A method as claimed in claim 1, wherein said electroluminescent material layer (5) comprises a polymer light-emitting material, an organic light-emitting material, or a mixture of a polymer and an organic light-emitting material.
A method as claimed in claim 1, wherein said correction factor is arranged to provide a substantailly constant total color point for the pixel, based on the light output from each of said light-emitting elements (6R, 6G).

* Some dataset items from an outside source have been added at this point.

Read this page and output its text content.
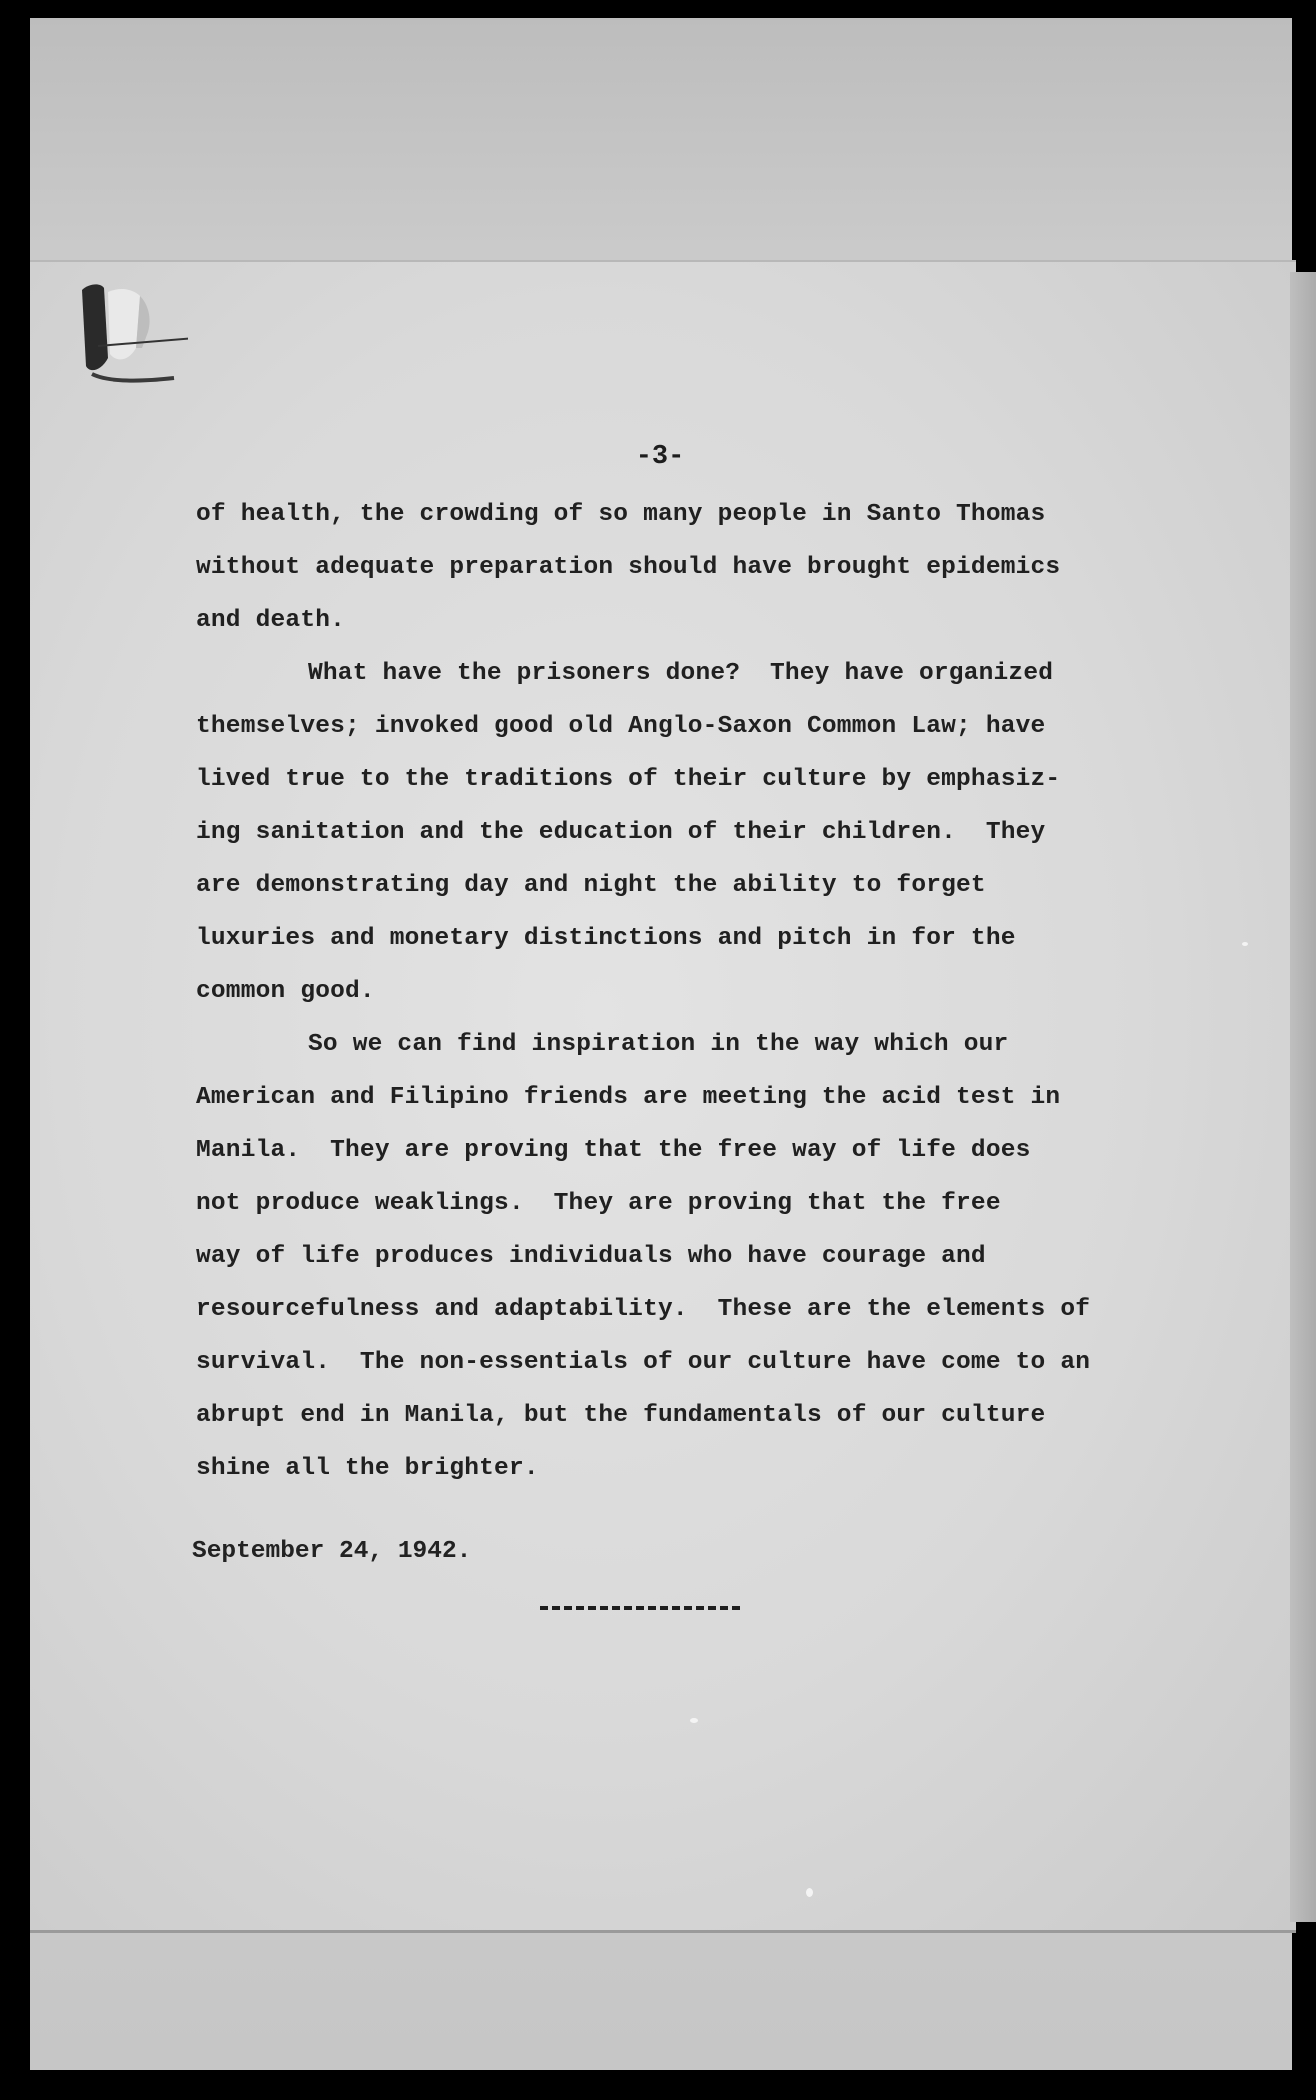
-3-
of health, the crowding of so many people in Santo Thomas
without adequate preparation should have brought epidemics
and death.
What have the prisoners done?  They have organized
themselves; invoked good old Anglo-Saxon Common Law; have
lived true to the traditions of their culture by emphasiz-
ing sanitation and the education of their children.  They
are demonstrating day and night the ability to forget
luxuries and monetary distinctions and pitch in for the
common good.
So we can find inspiration in the way which our
American and Filipino friends are meeting the acid test in
Manila.  They are proving that the free way of life does
not produce weaklings.  They are proving that the free
way of life produces individuals who have courage and
resourcefulness and adaptability.  These are the elements of
survival.  The non-essentials of our culture have come to an
abrupt end in Manila, but the fundamentals of our culture
shine all the brighter.
September 24, 1942.
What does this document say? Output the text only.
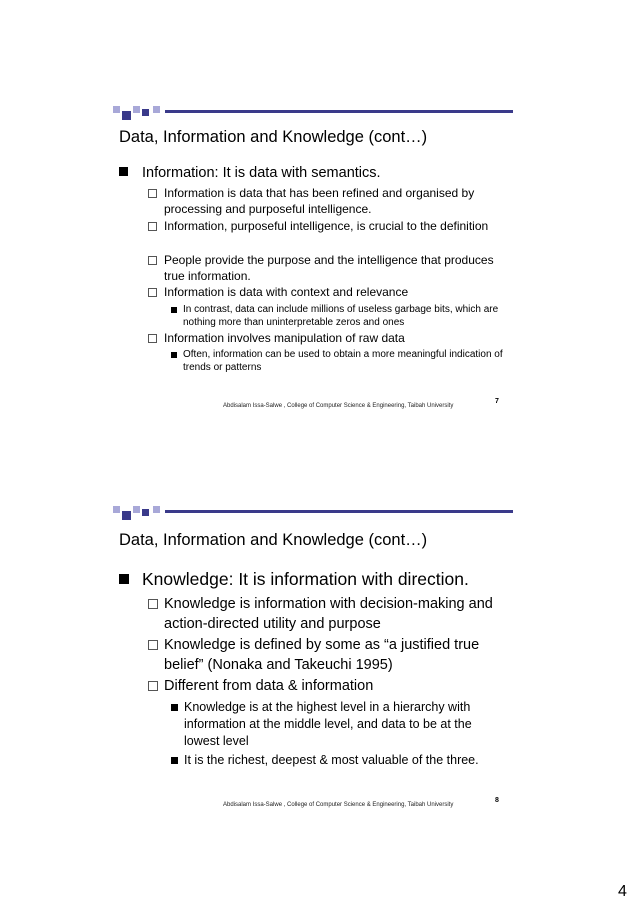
Data, Information and Knowledge (cont…)
Information: It is data with semantics.
Information is data that has been refined and organised by processing and purposeful intelligence.
Information, purposeful intelligence, is crucial to the definition
People provide the purpose and the intelligence that produces true information.
Information is data with context and relevance
In contrast, data can include millions of useless garbage bits, which are nothing more than uninterpretable zeros and ones
Information involves manipulation of raw data
Often, information can be used to obtain a more meaningful indication of trends or patterns
Abdisalam Issa-Salwe , College of Computer Science & Engineering, Taibah University
7
Data, Information and Knowledge (cont…)
Knowledge: It is information with direction.
Knowledge is information with decision-making and action-directed utility and purpose
Knowledge is defined by some as “a justified true belief” (Nonaka and Takeuchi 1995)
Different from data & information
Knowledge is at the highest level in a hierarchy with information at the middle level, and data to be at the lowest level
It is the richest, deepest & most valuable of the three.
Abdisalam Issa-Salwe , College of Computer Science & Engineering, Taibah University
8
4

A drive means (7) for an organic electroluminescent device (1), comprising a layer (5) of electroluminescent material which is sandwiched between a first and a second electrode pattern (2, 3), wherein said patterns define at least one pixel (6), comprising at least a first and a second light-emitting element (6R, 6G), said drive means (7) being connected to said electrodes (2, 3) and arranged to apply a current (I) through said electroluminescent material in order to achieve light emission from said material, said drive means (7) comprising:
an input connection (8) for receiving a data signal (S), comprising information to be displayed by each of said light-emitting elements (6R, 6G),

a correction means (10) for applying a correction factor to said data signal (S), and

an output means (9) for outputting said color-corrected data signal to said light-emitting elements (6R, 6G), characterized in that
said correction means (10) comprises means for measuring a shift in one of a voltage (V) across at least one of said light-emitting elements (6R, 6G) and a current (I) through the at least one light-emitting element (6R, 6G) and in that said correction means (10) is adapted to determine said correction factor on the basis of a relationship between a colour point shift and said measured shift.